Hassanzadeh Elmira, Ailion Alyssa, Hassanzadeh Masoud, Hornak Alena, Peled Noam, Martino Dana, Warfield Simon K, Lan Zhou, Gholipour Taha, Stufflebeam Steven M
From the Department of Radiology (E.H., Z.L.), Brigham and Women's Hospital, Harvard Medical School, Boston, Massachusetts
Department of Neurology (A.A., A.H., D.M.), Boston Children's Hospital, Harvard Medical School, Boston, Massachusetts.
AJNR Am J Neuroradiol. 2025 Feb 3;46(2):293-301. doi: 10.3174/ajnr.A8438.
The quality of resting-state fMRI (rs-fMRI) under anesthesia is variable and there are no guidelines on optimal image acquisition or anesthesia protocol. We aim to identify the factors that may lead to compromised clinical rs-fMRI under anesthesia.
In this cross-sectional study, we analyzed clinical rs-fMRI data acquired under anesthesia from 2009-2023 at Massachusetts General Hospital. Independent component analysis-driven resting-state networks (RSNs) of each patient were evaluated qualitatively and quantitatively and grouped as robust or weak. Overall networks were evaluated by using the qualitative method, and motor and language networks were evaluated by using the quantitative method. RSN robustness was analyzed in 4 outcome categories: overall, combined motor-language, individual motor, and language networks. Predictor variables included rs-fMRI acquisition parameters, anesthesia medications, underlying brain structural abnormalities, age, and sex. Logistic regression was used to examine the effect of the study variables on RSN robustness.

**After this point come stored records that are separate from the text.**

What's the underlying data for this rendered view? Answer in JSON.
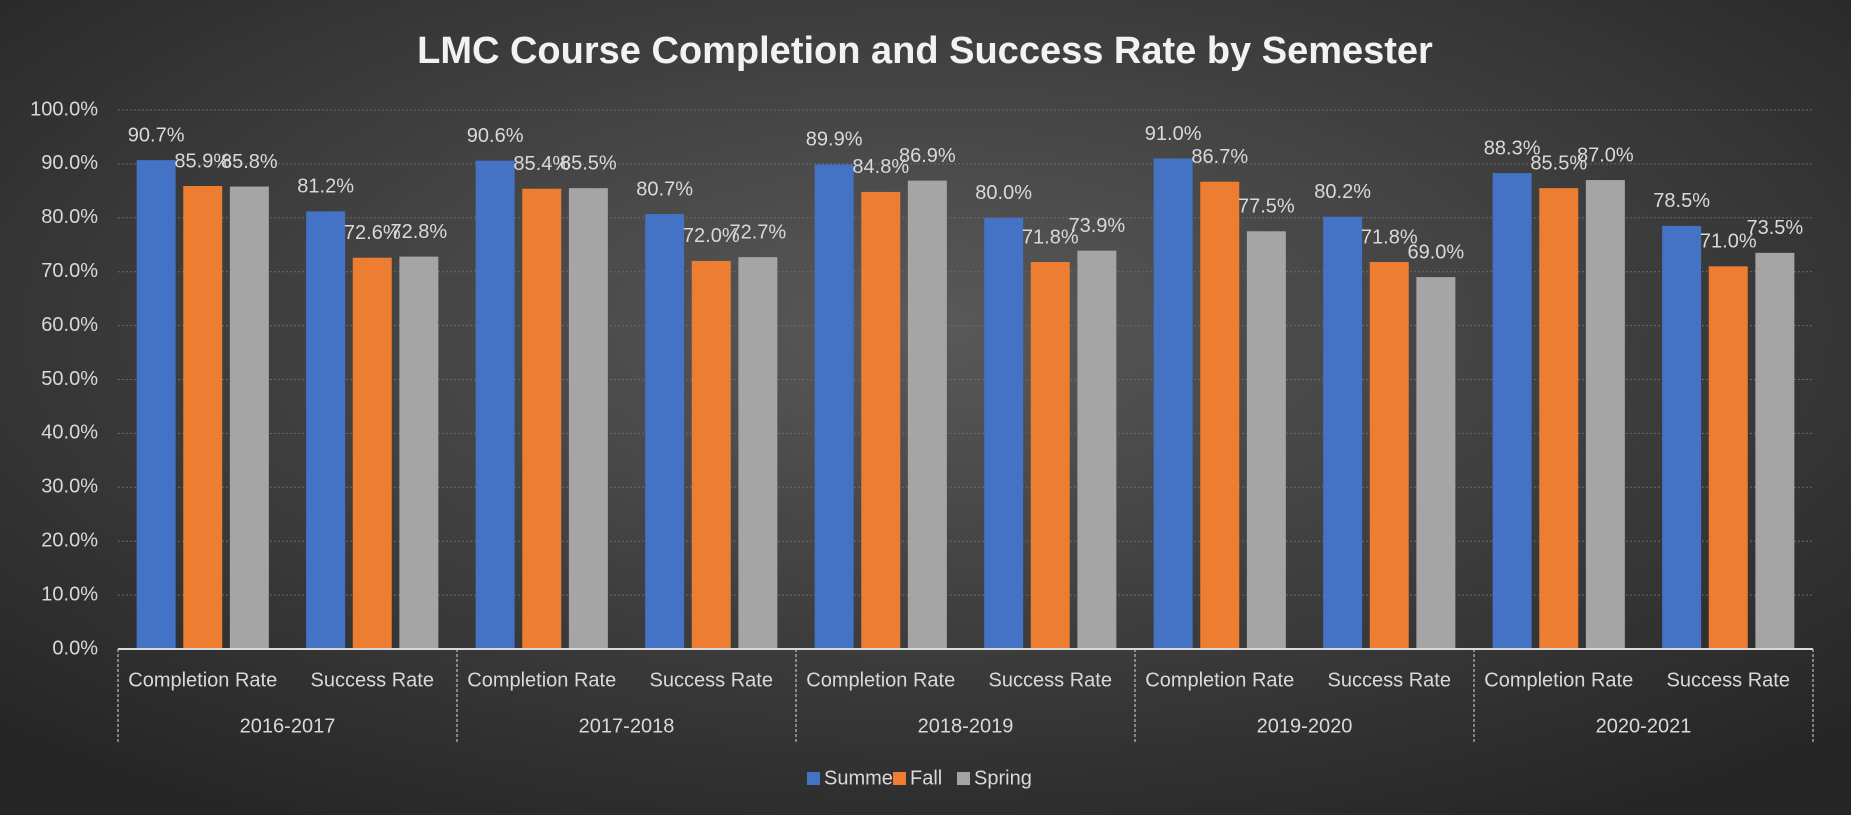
{
  "chart_data": {
    "type": "bar",
    "title": "LMC Course Completion and Success Rate by Semester",
    "categories": [
      "Completion Rate",
      "Success Rate",
      "Completion Rate",
      "Success Rate",
      "Completion Rate",
      "Success Rate",
      "Completion Rate",
      "Success Rate",
      "Completion Rate",
      "Success Rate"
    ],
    "groups": [
      "2016-2017",
      "2017-2018",
      "2018-2019",
      "2019-2020",
      "2020-2021"
    ],
    "series": [
      {
        "name": "Summer",
        "color": "#4472c4",
        "values": [
          90.7,
          81.2,
          90.6,
          80.7,
          89.9,
          80.0,
          91.0,
          80.2,
          88.3,
          78.5
        ],
        "value_labels": [
          "90.7%",
          "81.2%",
          "90.6%",
          "80.7%",
          "89.9%",
          "80.0%",
          "91.0%",
          "80.2%",
          "88.3%",
          "78.5%"
        ]
      },
      {
        "name": "Fall",
        "color": "#ed7d31",
        "values": [
          85.9,
          72.6,
          85.4,
          72.0,
          84.8,
          71.8,
          86.7,
          71.8,
          85.5,
          71.0
        ],
        "value_labels": [
          "85.9%",
          "72.6%",
          "85.4%",
          "72.0%",
          "84.8%",
          "71.8%",
          "86.7%",
          "71.8%",
          "85.5%",
          "71.0%"
        ]
      },
      {
        "name": "Spring",
        "color": "#a5a5a5",
        "values": [
          85.8,
          72.8,
          85.5,
          72.7,
          86.9,
          73.9,
          77.5,
          69.0,
          87.0,
          73.5
        ],
        "value_labels": [
          "85.8%",
          "72.8%",
          "85.5%",
          "72.7%",
          "86.9%",
          "73.9%",
          "77.5%",
          "69.0%",
          "87.0%",
          "73.5%"
        ]
      }
    ],
    "ylim": [
      0,
      100
    ],
    "yticks": [
      {
        "value": 0,
        "label": "0.0%"
      },
      {
        "value": 10,
        "label": "10.0%"
      },
      {
        "value": 20,
        "label": "20.0%"
      },
      {
        "value": 30,
        "label": "30.0%"
      },
      {
        "value": 40,
        "label": "40.0%"
      },
      {
        "value": 50,
        "label": "50.0%"
      },
      {
        "value": 60,
        "label": "60.0%"
      },
      {
        "value": 70,
        "label": "70.0%"
      },
      {
        "value": 80,
        "label": "80.0%"
      },
      {
        "value": 90,
        "label": "90.0%"
      },
      {
        "value": 100,
        "label": "100.0%"
      }
    ],
    "grid": true,
    "legend": "bottom"
  }
}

Sixty-nine patients were identified. With qualitative assessment, 40 had robust and 29 had weak overall RSN. Quantitatively, 45 patients had robust, while 24 had weak motor-language networks. Among all the predictor variables, only sevoflurane significantly contributed to the outcomes, with sevoflurane administration reducing the odds of having robust RSN in overall (OR = 0.2, 95% CI = 0.05-0.79, = .02), motor-language (OR = 0.18, 95% CI = 0.04-0.80, = .02), and individual motor (OR = 0.1, 95% CI = 0.02-0.64, = .02) categories. Individual language network robustness was not associated with the tested predictor variables.
Sevoflurane anesthesia may compromise the visibility of fMRI RSN, particularly impacting motor networks. This finding suggests that the type of anesthesia is a critical factor in rs-fMRI quality. We did not observe the association of the MR acquisition technique or underlying structural abnormality with the RSN robustness.
麻醉状态下静息态功能磁共振成像(rs-fMRI)的质量参差不齐,目前尚无关于最佳图像采集或麻醉方案的指南。我们旨在确定可能导致麻醉状态下临床rs-fMRI质量受损的因素。
在这项横断面研究中,我们分析了2009年至2023年在马萨诸塞州总医院采集的麻醉状态下的临床rs-fMRI数据。对每位患者基于独立成分分析的静息态网络(RSN)进行定性和定量评估,并分为强或弱两类。整体网络采用定性方法评估,运动和语言网络采用定量方法评估。在以下4个结果类别中分析RSN的稳健性:整体、运动-语言联合、个体运动和语言网络。预测变量包括rs-fMRI采集参数、麻醉药物、潜在脑结构异常、年龄和性别。采用逻辑回归分析研究变量对RSN稳健性的影响。
共纳入69例患者。定性评估显示,40例患者的整体RSN强,29例患者的整体RSN弱。定量评估显示,45例患者的运动-语言网络强,24例患者的运动-语言网络弱。在所有预测变量中,只有七氟醚对结果有显著影响,使用七氟醚会降低整体(OR = 0.2,95% CI = 0.05 - 0.79,P = 0.02)、运动-语言联合(OR = 0.18,95% CI = 0.04 - 0.80,P = 0.02)和个体运动(OR = 0.1,95% CI = 0.02 - 0.64,P = 0.02)类别中出现强RSN的几率。个体语言网络的稳健性与所测试的预测变量无关。
七氟醚麻醉可能会损害fMRI RSN的可视性,尤其会影响运动网络。这一发现表明麻醉类型是rs-fMRI质量的关键因素。我们未观察到MR采集技术或潜在结构异常与RSN稳健性之间的关联。